Desde el otro lado de la calle, una señora ya mayor, discreta ella, los observa con
curiosidad. Se pregunta de qué hablarán aquella pareja tan parecida, casi idéntica.
Si no fuera —piensa— porque me tiene que recoger mi hija aquí mismo, me acercaría de buena gana a enterarme.
Pero volvamos a ellos.
—¿Cómo es posible que coincidamos tan poco viviendo tan cerca? —pregunta Rafa.
—Es que llevamos horarios distintos. Yo, cada día, paso por delante del patio de tu casa al menos dos veces.
—A mí me pasa igual —responde Josep Maria—. Cuando salgo de casa y bajo la calle, que es casi siempre, miro hacia tu patio a ver si te veo.
—Pues no tenemos más que adecuar los horarios y listo —dice Rafa, sonriendo.
—Ja, ja —ríe Josep Maria—. Así nos veríamos todos los días, varias veces.
—Pero entonces se nos acabaría la conversación —contesta Rafa entre risas—. Y además tendríamos que decírselo a nuestras mujeres y amistades varias, porque si nos ven juntos a todas horas pensarán que hemos empezado un noviazgo.
La señora observadora ya no puede más.
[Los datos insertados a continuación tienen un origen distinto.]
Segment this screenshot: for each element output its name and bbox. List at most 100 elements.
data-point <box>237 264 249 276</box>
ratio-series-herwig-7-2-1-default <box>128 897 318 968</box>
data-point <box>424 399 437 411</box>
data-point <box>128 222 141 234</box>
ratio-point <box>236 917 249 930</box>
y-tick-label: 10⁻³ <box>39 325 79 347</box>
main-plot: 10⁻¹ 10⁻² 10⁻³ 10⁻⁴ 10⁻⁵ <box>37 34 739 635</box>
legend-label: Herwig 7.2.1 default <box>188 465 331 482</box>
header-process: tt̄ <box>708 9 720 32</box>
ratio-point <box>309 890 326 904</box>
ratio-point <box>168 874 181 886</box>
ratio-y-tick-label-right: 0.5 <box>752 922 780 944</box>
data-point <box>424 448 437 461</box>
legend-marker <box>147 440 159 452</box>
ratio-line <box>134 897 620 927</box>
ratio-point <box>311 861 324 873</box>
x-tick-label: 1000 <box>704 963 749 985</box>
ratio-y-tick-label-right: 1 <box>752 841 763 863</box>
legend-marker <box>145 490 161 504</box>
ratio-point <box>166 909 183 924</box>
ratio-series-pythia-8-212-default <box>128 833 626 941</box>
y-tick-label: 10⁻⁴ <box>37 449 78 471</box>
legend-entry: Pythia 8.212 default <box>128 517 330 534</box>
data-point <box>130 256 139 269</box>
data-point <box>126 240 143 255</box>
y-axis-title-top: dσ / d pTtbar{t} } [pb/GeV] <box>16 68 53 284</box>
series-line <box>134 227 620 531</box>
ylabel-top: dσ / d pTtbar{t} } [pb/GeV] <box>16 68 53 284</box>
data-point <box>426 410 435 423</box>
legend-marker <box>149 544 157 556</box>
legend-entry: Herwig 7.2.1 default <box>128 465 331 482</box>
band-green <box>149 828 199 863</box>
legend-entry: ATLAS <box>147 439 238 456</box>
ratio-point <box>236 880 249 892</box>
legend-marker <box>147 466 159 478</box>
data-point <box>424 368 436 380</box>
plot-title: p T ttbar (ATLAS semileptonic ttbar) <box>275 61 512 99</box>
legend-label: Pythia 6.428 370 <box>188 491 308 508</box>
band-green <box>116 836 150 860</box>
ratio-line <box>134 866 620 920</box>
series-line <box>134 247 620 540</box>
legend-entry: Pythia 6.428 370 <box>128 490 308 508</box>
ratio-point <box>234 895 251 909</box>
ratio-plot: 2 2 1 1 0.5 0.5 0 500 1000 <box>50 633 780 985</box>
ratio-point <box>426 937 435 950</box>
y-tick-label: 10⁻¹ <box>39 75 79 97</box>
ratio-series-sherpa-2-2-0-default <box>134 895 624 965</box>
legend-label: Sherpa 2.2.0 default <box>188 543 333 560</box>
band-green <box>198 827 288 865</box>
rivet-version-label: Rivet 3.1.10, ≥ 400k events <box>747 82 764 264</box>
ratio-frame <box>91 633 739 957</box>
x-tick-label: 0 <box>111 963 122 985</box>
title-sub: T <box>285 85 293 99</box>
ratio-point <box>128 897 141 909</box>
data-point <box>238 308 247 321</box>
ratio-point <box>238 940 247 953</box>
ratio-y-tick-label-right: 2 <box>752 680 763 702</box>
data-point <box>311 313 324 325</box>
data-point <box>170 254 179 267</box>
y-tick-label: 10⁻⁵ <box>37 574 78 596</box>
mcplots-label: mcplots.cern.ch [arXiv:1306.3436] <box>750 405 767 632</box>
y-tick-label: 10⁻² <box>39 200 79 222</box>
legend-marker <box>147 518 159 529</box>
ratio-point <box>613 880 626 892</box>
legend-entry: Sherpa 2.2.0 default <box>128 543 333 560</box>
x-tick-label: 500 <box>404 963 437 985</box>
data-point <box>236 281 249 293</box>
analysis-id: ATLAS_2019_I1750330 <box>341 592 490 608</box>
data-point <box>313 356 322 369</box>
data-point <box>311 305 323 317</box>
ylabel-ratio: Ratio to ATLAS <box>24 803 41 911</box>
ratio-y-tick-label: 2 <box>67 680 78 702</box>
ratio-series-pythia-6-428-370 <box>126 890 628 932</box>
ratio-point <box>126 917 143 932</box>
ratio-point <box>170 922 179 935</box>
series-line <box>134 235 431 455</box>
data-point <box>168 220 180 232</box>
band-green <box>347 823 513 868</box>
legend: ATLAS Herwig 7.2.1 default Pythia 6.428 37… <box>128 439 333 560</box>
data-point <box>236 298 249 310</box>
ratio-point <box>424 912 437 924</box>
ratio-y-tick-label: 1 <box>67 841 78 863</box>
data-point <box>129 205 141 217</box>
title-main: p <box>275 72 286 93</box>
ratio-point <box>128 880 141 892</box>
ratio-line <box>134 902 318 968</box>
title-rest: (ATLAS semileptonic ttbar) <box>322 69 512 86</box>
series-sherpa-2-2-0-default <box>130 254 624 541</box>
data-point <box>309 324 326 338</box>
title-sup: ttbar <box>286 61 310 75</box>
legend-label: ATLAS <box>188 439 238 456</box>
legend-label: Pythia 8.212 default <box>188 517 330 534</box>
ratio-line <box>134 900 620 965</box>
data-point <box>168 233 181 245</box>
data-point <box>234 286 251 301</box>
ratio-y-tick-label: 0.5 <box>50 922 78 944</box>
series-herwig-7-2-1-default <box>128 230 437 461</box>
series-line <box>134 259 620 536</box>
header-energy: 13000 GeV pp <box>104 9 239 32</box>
Se ha acercado unos metros y con solo cruzar la calle podría integrarse en la conversación. Además, desde que oye las risas, su curiosidad es aún mayor.
—Bueno, dejémoslo como hasta ahora —dice riendo Josep Maria.
—Sí, será lo mejor —asiente Rafa—. Lo que sí podríamos instaurar es el cafecito
quincenal, así al menos tendremos asegurado el encuentro.
—Buena idea —responde Josep Maria—. Me apunto.
En ese momento, un claxon interrumpe la charla. Es la hija de la señora, que viene a recogerla. La pobre abandona la idea de cruzar la calle y se dirige hacia el coche murmurando entre dientes:
—Me enteraré… juro que tarde o temprano me enteraré.